Bullying of gay students is rampant in a Minnesota school district after Christian groups lobbied for a policy that allows teachers and school officials to "look the other way" when bullying takes place.
Conservative Christian groups in the Anoka school district have demanded that the schools avoid any descriptions of homosexuality or same-sex marriage as normal, warning against any surrender to what they say is the “homosexual agenda” of recruiting youngsters to an “unhealthy and abnormal lifestyle.”
Six students brought a lawsuit contending that school officials have failed to stop relentless antigay bullying and that a district policy requiring teachers to remain “neutral” on issues of sexual orientation has fostered oppressive silence and a corrosive stigma. The suit alleges that district staff members, when they witnessed or heard reports of antigay harassment, tended to “ignore, minimize, dismiss, or in some instances, to blame the victim for the other students’ abusive behavior.”
Local bigots have remained defiant in their beliefs, despite a spate of eight suicides in the school district within the past two years-- what most see as proof positive that the current approach to bullying is not working.
Gay children, and some parents and supporters, say these efforts are undercut by what they call the district’s “gag order” on discussion of sexual diversity — a policy, adopted in 2009 amid searing public debate, that “teaching about sexual orientation is not part of the district-adopted curriculum” and that staff “shall remain neutral on matters regarding sexual orientation.” They believe the district’s demand of neutrality on homosexuality is inherently stigmatizing, has inhibited teachers from responding aggressively to bullying and has deterred them from countering destructive stereotypes.

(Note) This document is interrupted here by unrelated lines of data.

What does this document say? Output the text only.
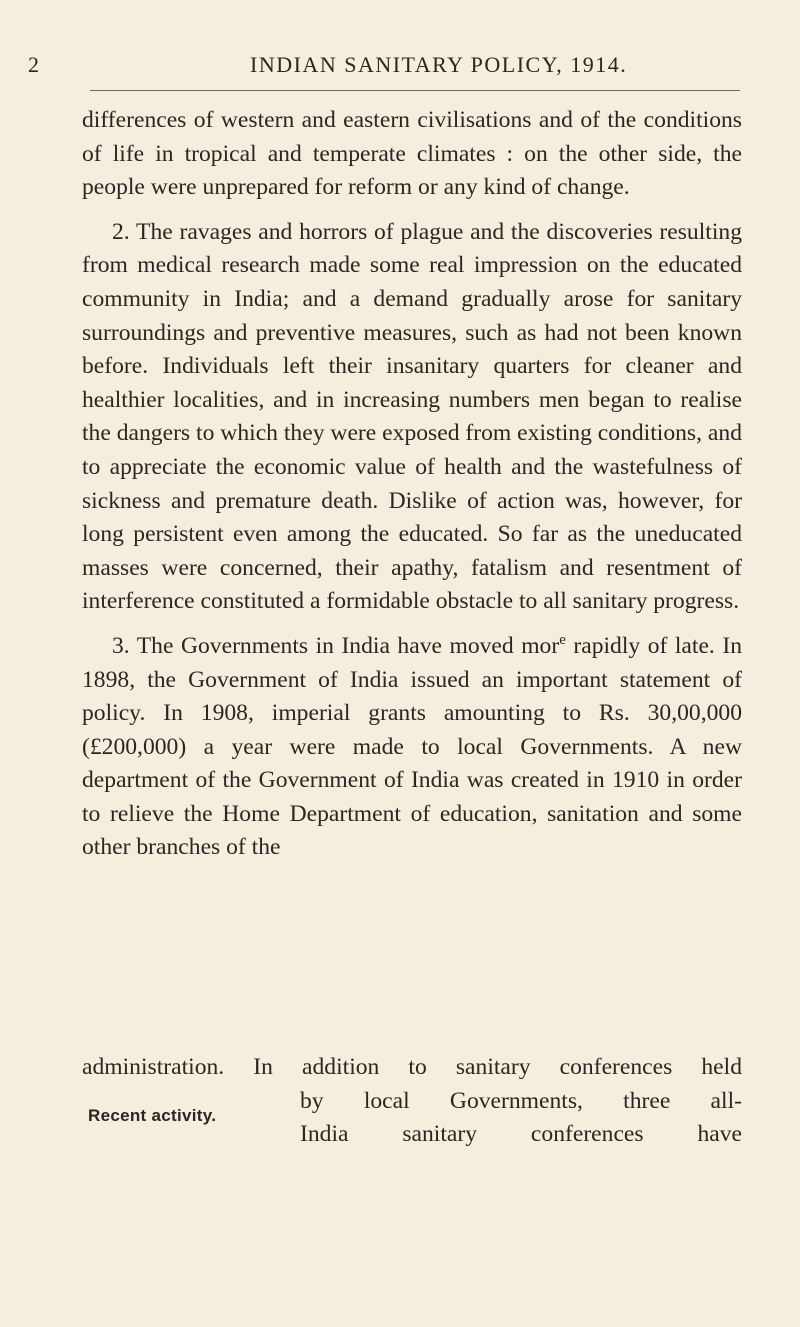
2	INDIAN SANITARY POLICY, 1914.

differences of western and eastern civilisations and of the conditions of life in tropical and temperate climates : on the other side, the people were unprepared for reform or any kind of change.

2. The ravages and horrors of plague and the discoveries resulting from medical research made some real impression on the educated community in India; and a demand gradually arose for sanitary surroundings and preventive measures, such as had not been known before. Individuals left their insanitary quarters for cleaner and healthier localities, and in increasing numbers men began to realise the dangers to which they were exposed from existing conditions, and to appreciate the economic value of health and the wastefulness of sickness and premature death. Dislike of action was, however, for long persistent even among the educated. So far as the uneducated masses were concerned, their apathy, fatalism and resentment of interference constituted a formidable obstacle to all sanitary progress.

3. The Governments in India have moved mor$^e$ rapidly of late. In 1898, the Government of India issued an important statement of policy. In 1908, imperial grants amounting to Rs. 30,00,000 (£200,000) a year were made to local Governments. A new department of the Government of India was created in 1910 in order to relieve the Home Department of education, sanitation and some other branches of the

administration. In addition to sanitary conferences held
by local Governments, three all-
India sanitary conferences have
Recent activity.
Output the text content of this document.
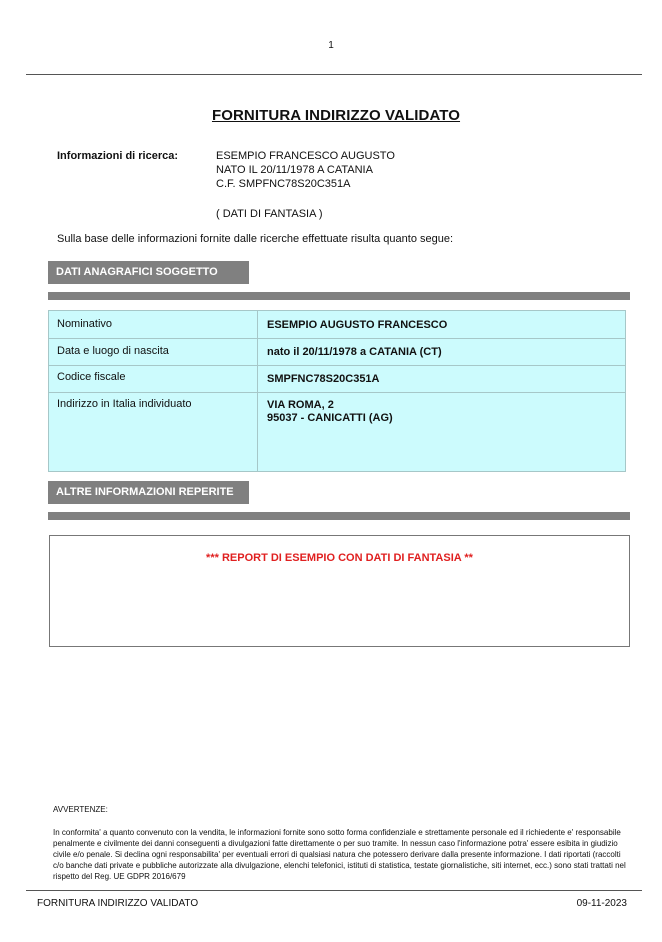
1
FORNITURA INDIRIZZO VALIDATO
Informazioni di ricerca:	ESEMPIO FRANCESCO AUGUSTO
NATO IL 20/11/1978 A CATANIA
C.F. SMPFNC78S20C351A
( DATI DI FANTASIA )
Sulla base delle informazioni fornite dalle ricerche effettuate risulta quanto segue:
DATI ANAGRAFICI SOGGETTO
Nominativo	ESEMPIO AUGUSTO FRANCESCO
Data e luogo di nascita	nato il 20/11/1978 a CATANIA (CT)
Codice fiscale	SMPFNC78S20C351A
Indirizzo in Italia individuato	VIA ROMA, 2
95037 - CANICATTI (AG)
ALTRE INFORMAZIONI REPERITE
*** REPORT DI ESEMPIO CON DATI DI FANTASIA **
AVVERTENZE:
In conformita' a quanto convenuto con la vendita, le informazioni fornite sono sotto forma confidenziale e strettamente personale ed il richiedente e' responsabile penalmente e civilmente dei danni conseguenti a divulgazioni fatte direttamente o per suo tramite. In nessun caso l'informazione potra' essere esibita in giudizio civile e/o penale. Si declina ogni responsabilita' per eventuali errori di qualsiasi natura che potessero derivare dalla presente informazione. I dati riportati (raccolti c/o banche dati private e pubbliche autorizzate alla divulgazione, elenchi telefonici, istituti di statistica, testate giornalistiche, siti internet, ecc.) sono stati trattati nel rispetto del Reg. UE GDPR 2016/679
FORNITURA INDIRIZZO VALIDATO	09-11-2023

Colleen Cashen, a psychologist and counselor at the Northdale Middle School, said that by singling out homosexuality, the policy created “an air of shame,” and that contradictory interpretations from the administration had left teachers afraid to test the limits, seeing homosexuality and the history of gay rights as taboo subjects. “I believe that the policy is creating a toxic environment for the students,” she said.
But conservative parents have organized to lobby against change. “Saying that you should accept two moms as a normal family — that would be advocacy,” said Tom Prichard, president of the Minnesota Family Council. “There should be no tolerance of bullying, but these groups are using the issue to try to press a social agenda.”